On the inner bank of the flood control dike, a great blue herron stands motionless. It isn’t fishing. A coat of ice on the pond makes that impossible. No, the Hunter is just trying to survive. I wonder if this is the same herron that watched me last October when I pedaled after him on the trail to Asotin. I wonder if he will survive this rare cold snap.
We are walking on a desert-like stretch of the Sheep Creek Delta where current and salt-water soakings make it almost impossible for anything to grow. Aki would rather be on the large beach that borders the old ore house. She loves to run across the sandy expanse and sniff for dog sign left above the high tide line. But there is bird action here. A great blue heron flies a low trajectory in front of us and lands a hundred meters away. Harlequin ducks, mallards, and goldeneyes paddle into the channel just far enough to ensure safety from charging Labrador retrievers. They don’t have to worry about Aki. She ignores waterfowl and refuses to swim.
At Eagle Beach, Aki charges over the wild strawberry patches to retrieve her orange Frisbee. Drops of water fly from the brush she forces her way through to get her toy. When she returns it to us for another throw, green seeds color her muzzle. The little dog doesn’t notice the bent over humans up and down the beach as they search for the tiny strawberries.
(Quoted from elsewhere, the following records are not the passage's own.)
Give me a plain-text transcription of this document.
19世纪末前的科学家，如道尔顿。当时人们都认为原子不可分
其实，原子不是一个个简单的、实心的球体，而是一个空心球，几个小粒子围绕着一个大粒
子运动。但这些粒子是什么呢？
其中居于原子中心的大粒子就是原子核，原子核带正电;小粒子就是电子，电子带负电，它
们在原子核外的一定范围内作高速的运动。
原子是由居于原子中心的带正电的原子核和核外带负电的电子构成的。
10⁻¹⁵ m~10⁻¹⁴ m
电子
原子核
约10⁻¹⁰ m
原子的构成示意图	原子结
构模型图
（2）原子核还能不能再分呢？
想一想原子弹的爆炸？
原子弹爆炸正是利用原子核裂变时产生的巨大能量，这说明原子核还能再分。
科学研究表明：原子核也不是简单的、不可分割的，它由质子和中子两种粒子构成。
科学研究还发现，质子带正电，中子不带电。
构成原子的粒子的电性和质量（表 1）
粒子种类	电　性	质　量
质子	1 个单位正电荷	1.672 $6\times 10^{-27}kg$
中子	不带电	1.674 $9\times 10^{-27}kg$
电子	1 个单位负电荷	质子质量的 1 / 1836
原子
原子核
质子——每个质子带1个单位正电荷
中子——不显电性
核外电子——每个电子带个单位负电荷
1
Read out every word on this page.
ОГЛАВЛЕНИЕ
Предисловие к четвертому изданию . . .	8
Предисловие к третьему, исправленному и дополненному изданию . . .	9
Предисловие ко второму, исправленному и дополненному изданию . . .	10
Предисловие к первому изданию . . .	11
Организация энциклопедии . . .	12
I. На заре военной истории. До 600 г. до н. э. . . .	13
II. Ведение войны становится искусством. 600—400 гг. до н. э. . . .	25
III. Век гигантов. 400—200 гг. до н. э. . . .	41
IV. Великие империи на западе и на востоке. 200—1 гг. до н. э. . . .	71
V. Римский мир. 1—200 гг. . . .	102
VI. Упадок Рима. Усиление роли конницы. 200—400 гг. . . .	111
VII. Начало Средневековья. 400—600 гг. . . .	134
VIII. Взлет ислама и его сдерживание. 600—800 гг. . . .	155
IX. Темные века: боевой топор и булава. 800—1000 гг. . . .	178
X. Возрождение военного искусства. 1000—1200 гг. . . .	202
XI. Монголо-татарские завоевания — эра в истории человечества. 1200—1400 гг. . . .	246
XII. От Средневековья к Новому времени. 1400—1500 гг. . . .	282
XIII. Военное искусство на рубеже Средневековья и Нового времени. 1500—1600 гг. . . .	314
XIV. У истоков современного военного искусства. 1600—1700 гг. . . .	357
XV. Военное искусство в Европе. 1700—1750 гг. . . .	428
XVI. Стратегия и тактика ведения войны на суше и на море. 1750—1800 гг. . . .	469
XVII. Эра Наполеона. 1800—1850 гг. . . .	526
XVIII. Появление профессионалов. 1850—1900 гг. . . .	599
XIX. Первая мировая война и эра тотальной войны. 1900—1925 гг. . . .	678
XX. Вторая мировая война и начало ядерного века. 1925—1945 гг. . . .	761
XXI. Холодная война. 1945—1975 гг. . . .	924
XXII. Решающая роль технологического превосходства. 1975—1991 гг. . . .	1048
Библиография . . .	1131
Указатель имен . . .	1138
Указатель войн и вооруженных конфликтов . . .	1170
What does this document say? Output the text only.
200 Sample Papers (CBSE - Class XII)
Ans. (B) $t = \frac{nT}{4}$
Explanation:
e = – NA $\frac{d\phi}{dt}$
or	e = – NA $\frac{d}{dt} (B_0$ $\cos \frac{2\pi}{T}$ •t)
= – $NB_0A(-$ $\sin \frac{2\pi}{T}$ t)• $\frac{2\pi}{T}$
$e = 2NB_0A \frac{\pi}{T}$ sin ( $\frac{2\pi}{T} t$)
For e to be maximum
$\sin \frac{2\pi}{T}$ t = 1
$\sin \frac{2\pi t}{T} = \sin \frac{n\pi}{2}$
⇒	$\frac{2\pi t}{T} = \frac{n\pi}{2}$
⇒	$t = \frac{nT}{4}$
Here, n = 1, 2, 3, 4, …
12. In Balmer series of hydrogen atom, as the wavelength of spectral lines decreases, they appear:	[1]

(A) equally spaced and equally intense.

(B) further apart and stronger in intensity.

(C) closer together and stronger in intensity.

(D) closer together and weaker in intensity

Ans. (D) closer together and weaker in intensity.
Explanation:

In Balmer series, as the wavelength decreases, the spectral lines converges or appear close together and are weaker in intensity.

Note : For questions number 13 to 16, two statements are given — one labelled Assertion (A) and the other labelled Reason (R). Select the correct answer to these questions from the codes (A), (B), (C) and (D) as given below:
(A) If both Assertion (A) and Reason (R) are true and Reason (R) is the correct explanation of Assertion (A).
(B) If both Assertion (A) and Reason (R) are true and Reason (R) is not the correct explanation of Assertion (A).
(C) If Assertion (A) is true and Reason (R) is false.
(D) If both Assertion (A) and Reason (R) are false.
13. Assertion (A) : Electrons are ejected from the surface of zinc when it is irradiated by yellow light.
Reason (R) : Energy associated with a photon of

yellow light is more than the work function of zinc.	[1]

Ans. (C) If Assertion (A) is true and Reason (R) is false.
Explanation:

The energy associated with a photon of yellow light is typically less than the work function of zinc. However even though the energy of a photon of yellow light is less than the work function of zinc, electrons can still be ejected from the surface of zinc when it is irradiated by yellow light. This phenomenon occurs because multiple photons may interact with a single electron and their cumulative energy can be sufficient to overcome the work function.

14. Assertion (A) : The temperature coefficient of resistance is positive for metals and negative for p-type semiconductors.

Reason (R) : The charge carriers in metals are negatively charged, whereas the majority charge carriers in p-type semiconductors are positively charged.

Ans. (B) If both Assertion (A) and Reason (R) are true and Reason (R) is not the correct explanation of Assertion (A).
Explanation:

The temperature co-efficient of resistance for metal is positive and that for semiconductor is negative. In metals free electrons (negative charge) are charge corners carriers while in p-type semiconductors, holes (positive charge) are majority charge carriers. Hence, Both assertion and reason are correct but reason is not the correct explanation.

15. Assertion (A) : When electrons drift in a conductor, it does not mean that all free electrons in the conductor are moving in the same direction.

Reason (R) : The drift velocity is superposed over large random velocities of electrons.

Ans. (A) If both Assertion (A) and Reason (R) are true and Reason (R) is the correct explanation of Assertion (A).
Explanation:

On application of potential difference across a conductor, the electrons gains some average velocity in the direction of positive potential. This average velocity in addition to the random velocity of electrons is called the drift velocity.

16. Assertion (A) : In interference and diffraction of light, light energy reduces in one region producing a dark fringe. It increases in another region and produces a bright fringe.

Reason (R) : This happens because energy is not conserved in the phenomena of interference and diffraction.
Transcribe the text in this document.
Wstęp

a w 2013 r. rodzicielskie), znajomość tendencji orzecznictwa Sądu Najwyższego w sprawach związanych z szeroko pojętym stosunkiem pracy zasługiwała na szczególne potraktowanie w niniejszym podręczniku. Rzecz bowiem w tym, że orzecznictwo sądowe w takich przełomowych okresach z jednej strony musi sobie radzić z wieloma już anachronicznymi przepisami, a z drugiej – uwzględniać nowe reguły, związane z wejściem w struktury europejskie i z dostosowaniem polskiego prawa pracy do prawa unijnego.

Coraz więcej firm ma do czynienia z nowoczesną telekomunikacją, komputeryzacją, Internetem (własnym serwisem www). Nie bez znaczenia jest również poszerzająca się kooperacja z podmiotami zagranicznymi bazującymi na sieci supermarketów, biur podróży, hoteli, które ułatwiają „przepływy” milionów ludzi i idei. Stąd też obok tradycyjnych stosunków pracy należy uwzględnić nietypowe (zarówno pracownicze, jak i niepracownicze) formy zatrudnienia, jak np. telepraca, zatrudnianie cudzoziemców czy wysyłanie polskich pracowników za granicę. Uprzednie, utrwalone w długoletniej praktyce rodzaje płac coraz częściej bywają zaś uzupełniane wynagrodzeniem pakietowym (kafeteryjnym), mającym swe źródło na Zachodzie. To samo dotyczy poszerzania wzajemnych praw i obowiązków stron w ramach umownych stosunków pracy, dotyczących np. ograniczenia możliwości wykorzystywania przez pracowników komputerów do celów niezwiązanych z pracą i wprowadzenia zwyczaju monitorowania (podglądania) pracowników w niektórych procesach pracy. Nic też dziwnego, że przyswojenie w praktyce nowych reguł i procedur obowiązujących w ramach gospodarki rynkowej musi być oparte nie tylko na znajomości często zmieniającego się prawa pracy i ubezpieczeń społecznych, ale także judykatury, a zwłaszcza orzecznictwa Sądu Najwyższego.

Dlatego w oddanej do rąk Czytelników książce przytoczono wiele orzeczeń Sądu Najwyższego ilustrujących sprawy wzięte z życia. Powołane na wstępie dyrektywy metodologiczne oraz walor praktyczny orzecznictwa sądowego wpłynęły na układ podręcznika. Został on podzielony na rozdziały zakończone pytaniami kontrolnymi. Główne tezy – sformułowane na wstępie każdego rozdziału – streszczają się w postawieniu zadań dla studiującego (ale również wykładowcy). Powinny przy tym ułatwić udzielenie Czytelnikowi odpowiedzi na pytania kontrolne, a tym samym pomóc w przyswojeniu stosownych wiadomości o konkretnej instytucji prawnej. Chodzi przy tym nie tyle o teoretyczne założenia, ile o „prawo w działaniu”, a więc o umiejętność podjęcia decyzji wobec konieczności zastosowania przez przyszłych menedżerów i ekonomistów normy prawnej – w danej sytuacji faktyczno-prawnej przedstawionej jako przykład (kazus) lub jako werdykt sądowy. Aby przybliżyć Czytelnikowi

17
Some move on their hands and knees, like supplicants to the berry god. At first I share Aki’s disinterest in the berries. Domestic strawberries are already ripening in our yard and we will have almost two quarts of wild blue berries picked for pie before sunset. But between tosses, I start searching the weeds and find little red globes hanging just above the ground. They taste sweet but not like a farm berry. They taste a little like the grass and peety soil smells. They taste of the place that grew them.